Review of Topics Covered
Command Effect
vim file.txt open “file.txt” and edit with vim
i toggle to insert mode
<Esc> toggle to normal mode
<arrow keys> navigate the file
:q quit ending the file
:q! quit editing the file without saving
:w save the file, continue editing
:wq save and quit

Network and File Transfers

In order to login or transfer files to a remote Linux file system, you must know the hostname (unique network identifier) and the username. If you are already on a Linux file system, those are easy to determine using the following commands:

$ whoami
wallen
$ hostname -f
login4.stampede2.tacc.utexas.edu

Given that information, a user would remotely login to this Linux machine using the Terminal command:

$ ssh wallen@stampede2.tacc.utexas.edu
(enter password)
(enter token)

Windows users would typically use the program PuTTY to perform this operation. Logging out of a remote system is done using the logout command, or the shortcut <Ctrl+d>:

[stampede2]$ logout
[local]$

To practice transferring files to Stampede2’s $WORK and $SCRATCH, we need to identify the path to our $WORK and $SCRATCH directory. To identify these paths, we can use helpful command shortcuts.

To identify the path to our $WORK directory, we can use cd $WORK or the helpful shortcut cdw:

$ cdw
$ pwd
/work/03439/wallen/stampede2

To identify the path to our $SCRATCH directory, we can use cd $SCRATCH or the helpful shortcut cds:

$ cds
$ pwd
/scratch/03439/wallen

Copying files from your local computer to Stampede2’s $WORK would require the scp command (Windows users use the program “WinSCP”):

[local]$ scp my_file wallen@stampede2.tacc.utexas.edu:/work/03439/wallen/stampede2
(enter password)
(enter token)

In this command, you specify the name of the file you want to transfer (my_file), the username (wallen), the hostname (stampede2.tacc.utexas.edu), and the path you want to put the file (/work/03439/wallen/stampede2). Take careful notice of the separators including spaces, the @ symbol, and the colon.

Copying files from your local computer to Stampede2’s $SCRATCH using scp:

[local]$ scp my_file wallen@stampede2.tacc.utexas.edu:/scratch/03439/wallen
(enter password)
(enter token)

Copy files from Stampede2 to your local computer using the following:

[local]$ scp wallen@stampede2.tacc.utexas.edu:/work/03439/wallen/stampede2/my_file ./
(enter password)
(enter token)

Note: If you wanted to copy my_file from $SCRATCH, the path you would specify after the colon would be /scratch/03439/wallen/my_file.

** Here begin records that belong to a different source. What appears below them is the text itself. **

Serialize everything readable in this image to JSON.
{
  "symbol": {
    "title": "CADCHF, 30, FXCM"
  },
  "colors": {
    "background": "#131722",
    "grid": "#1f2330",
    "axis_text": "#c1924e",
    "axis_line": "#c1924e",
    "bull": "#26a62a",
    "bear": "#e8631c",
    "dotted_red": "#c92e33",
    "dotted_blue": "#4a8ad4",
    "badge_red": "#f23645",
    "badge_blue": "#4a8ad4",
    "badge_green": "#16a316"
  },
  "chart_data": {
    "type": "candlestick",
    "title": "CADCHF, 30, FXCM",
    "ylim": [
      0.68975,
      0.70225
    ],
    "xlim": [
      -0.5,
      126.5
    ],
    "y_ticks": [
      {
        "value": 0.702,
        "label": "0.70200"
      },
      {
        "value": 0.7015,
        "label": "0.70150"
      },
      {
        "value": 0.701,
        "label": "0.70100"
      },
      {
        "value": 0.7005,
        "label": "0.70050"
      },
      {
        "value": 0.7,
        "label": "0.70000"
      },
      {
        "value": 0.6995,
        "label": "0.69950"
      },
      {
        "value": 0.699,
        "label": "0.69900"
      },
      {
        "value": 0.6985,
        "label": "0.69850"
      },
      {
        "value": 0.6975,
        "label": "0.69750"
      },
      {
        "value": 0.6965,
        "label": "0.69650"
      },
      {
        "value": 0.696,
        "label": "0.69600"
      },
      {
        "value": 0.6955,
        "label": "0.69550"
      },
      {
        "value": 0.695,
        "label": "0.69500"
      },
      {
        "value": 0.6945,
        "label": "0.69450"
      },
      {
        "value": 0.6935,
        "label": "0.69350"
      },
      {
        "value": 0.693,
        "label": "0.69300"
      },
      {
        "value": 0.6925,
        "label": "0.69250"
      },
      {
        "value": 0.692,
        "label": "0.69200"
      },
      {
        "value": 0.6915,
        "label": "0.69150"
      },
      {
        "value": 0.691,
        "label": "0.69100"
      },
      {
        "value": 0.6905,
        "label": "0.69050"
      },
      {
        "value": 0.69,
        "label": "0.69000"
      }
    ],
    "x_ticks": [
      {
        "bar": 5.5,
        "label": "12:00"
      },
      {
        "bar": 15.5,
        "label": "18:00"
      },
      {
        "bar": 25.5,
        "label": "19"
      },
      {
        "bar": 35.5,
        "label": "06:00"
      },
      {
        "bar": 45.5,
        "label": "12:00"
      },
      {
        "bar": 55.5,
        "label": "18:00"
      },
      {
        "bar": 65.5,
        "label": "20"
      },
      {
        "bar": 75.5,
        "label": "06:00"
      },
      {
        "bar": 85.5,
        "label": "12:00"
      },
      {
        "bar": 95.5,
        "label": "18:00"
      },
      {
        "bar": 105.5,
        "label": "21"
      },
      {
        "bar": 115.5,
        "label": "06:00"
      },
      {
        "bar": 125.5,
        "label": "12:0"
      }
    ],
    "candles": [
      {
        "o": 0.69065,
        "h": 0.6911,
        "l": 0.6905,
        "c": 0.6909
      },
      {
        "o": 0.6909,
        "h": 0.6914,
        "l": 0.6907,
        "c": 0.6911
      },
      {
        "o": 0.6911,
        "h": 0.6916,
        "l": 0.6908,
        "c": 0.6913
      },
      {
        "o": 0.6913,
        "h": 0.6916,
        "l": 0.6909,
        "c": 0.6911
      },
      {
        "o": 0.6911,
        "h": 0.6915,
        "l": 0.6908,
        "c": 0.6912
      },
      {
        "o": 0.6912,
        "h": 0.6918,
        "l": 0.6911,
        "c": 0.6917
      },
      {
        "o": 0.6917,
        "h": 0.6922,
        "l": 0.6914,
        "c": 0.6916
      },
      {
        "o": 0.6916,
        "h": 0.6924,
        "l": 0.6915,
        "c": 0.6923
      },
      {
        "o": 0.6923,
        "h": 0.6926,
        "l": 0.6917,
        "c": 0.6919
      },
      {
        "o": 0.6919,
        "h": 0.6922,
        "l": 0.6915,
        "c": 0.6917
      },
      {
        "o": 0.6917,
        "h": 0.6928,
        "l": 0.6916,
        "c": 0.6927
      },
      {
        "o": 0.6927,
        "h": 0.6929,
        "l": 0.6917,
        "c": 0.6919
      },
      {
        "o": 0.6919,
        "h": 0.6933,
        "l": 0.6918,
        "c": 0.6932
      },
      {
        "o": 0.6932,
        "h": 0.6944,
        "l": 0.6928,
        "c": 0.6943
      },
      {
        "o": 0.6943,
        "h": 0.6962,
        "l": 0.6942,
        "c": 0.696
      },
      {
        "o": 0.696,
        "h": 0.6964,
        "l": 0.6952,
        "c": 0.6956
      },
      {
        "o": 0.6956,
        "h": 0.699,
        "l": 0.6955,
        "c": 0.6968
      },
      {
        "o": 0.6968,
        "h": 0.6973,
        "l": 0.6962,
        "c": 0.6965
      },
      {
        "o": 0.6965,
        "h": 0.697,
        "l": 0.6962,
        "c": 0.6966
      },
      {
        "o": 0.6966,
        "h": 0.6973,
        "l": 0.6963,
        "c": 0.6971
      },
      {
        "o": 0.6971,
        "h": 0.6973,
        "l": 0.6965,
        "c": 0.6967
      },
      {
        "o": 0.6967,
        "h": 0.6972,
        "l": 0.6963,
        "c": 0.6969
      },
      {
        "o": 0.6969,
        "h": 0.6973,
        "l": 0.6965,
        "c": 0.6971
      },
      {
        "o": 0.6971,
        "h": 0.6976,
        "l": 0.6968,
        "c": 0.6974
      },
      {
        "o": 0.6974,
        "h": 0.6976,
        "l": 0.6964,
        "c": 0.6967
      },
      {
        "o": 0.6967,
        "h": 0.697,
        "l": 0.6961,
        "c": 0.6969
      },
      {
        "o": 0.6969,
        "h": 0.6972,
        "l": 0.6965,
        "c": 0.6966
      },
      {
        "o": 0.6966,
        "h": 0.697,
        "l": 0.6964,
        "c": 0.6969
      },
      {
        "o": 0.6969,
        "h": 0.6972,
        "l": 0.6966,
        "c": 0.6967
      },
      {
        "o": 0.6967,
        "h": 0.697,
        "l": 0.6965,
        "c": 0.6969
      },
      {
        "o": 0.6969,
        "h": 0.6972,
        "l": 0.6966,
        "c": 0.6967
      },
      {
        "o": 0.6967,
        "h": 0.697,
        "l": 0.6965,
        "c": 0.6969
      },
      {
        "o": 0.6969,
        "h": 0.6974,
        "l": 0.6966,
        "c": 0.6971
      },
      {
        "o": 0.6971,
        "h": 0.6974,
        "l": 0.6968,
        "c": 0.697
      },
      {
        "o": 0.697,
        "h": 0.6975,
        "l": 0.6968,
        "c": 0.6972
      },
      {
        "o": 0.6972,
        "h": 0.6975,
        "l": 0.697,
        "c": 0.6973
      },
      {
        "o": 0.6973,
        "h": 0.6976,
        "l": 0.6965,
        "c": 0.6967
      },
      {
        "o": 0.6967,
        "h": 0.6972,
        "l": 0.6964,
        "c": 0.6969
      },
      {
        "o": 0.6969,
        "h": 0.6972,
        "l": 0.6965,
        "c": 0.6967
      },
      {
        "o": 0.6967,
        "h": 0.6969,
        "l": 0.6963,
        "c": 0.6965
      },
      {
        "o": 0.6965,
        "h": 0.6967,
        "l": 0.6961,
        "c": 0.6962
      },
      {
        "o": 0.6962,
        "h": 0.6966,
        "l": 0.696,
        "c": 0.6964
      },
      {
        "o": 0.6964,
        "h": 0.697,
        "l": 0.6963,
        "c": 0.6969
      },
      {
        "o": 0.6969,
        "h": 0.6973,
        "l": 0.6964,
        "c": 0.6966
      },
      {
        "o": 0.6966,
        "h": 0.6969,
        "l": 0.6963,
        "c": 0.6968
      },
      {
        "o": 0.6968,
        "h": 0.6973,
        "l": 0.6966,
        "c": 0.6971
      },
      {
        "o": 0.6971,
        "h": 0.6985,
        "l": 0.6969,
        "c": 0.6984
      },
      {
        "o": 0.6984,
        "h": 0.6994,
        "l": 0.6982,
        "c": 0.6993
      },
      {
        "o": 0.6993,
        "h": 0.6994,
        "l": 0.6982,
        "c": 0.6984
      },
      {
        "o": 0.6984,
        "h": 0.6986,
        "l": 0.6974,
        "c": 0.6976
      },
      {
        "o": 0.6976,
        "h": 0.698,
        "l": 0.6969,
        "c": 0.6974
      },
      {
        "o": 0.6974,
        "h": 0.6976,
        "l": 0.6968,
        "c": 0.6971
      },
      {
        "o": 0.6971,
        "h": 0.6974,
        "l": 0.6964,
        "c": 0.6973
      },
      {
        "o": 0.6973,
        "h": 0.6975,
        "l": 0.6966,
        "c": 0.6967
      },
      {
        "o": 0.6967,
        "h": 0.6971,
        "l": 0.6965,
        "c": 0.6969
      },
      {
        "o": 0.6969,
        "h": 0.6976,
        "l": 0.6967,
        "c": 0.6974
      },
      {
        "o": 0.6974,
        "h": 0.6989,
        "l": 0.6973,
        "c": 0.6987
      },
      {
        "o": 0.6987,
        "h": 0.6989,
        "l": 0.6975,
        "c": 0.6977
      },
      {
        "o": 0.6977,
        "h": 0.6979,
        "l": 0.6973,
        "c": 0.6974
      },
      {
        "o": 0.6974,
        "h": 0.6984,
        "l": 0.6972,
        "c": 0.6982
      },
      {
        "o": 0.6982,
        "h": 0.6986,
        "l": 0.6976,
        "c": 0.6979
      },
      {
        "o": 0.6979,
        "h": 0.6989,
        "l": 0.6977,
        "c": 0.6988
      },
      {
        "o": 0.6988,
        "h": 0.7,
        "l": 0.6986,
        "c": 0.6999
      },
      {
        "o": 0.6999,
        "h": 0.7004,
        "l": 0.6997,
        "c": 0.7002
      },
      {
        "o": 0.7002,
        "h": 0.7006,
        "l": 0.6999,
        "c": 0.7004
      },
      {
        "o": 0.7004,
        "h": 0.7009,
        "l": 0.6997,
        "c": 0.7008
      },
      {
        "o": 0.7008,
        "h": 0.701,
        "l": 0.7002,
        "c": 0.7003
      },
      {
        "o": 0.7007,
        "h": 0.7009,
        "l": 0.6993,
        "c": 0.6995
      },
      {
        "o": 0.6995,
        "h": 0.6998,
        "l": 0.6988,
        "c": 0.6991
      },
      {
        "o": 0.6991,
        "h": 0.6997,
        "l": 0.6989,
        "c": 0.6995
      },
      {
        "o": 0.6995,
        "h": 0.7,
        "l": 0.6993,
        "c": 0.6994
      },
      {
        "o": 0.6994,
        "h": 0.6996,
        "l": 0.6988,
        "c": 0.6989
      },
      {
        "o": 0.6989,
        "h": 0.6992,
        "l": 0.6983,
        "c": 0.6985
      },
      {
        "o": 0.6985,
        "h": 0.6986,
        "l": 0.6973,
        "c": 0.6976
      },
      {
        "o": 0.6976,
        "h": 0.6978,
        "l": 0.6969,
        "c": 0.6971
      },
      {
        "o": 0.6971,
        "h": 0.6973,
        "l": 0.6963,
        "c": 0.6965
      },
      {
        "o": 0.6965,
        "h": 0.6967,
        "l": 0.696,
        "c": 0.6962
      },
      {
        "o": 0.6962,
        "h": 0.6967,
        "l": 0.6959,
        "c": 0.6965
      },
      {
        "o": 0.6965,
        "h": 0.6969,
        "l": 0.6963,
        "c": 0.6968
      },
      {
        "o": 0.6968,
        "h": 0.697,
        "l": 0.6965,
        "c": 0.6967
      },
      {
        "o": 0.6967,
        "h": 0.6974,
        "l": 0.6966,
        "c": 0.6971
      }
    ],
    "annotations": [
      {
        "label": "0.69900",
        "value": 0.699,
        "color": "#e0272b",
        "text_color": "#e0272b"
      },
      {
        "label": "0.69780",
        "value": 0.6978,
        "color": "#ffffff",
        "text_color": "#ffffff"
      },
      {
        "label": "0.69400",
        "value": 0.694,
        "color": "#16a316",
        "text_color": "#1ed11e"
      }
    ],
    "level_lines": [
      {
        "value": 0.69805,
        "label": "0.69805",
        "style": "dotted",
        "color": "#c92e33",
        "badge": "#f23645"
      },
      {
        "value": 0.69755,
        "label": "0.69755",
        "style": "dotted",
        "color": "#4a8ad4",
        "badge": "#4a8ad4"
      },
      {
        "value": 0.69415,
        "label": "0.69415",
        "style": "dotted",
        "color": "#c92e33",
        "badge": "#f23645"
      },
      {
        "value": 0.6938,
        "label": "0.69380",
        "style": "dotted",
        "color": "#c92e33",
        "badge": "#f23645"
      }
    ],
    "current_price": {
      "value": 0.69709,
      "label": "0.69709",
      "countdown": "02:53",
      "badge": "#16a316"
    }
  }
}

Instead of files, full directories can be copied using the “recursive” flag (scp -r ...). The rsync tool is an advanced copy tool that is useful for synching data between two sites. Although we will not go into depth here, example rsync usage is as follows:

$ rsync -azv local remote
$ rsync -azv remote local

This is just the basics of copying files. See example scp usage here and example rsync usage here.

Exercise
  1. Identify which Stampede2 login node you are on (login1, login2, login3)
  2. Remotely login to a different Stampede2 login node and list what files are available.
  3. Logout until you are back to your original login node.
  4. Make your own my_file on your local computer using knowledge from our previous sections and copy my_file to your $WORK file system on Stampede2
Review of Topics Covered
Command Effect
hostname -f print hostname
whoami print username
ssh username@hostname remote login
logout logout
cd $WORK, cdw navigate to $WORK file system
cd $SCRATCH, cds navigate to $SCRATCH file system
scp local remote copy a file from local to remote
scp remote local copy a file from remote to local
rsync -azv local remote sync files between local and remote
rsync -azv remote local sync files between remote and local
<Ctrl+d> logout of host

Running Jobs

Module Objectives

This module will be fully interactive. Participants are strongly encouraged to follow along on the command line. After taking this module, participants should be able to:

  • Prepare and submit a batch job to a queue
  • Initiate an interactive session using idev

Topics Covered

  • Batch job submission, commands dependent on system (sbatch, showq, scancel).
  • Interactive sessions with idev (idev, idev -help)

Batch Job Submission

As we discussed before, on Stampede2 there are login nodes and compute nodes.

HPC System Architecture

We cannot run the applications we need for our research on the login nodes because they require too many resources and will interrupt the work of others. Instead, we must write a short text file containing a list of the resources we need, and containing the command(s) for running the application. Then, we submit that text file to a queue to run on compute nodes. This process is called batch job submission.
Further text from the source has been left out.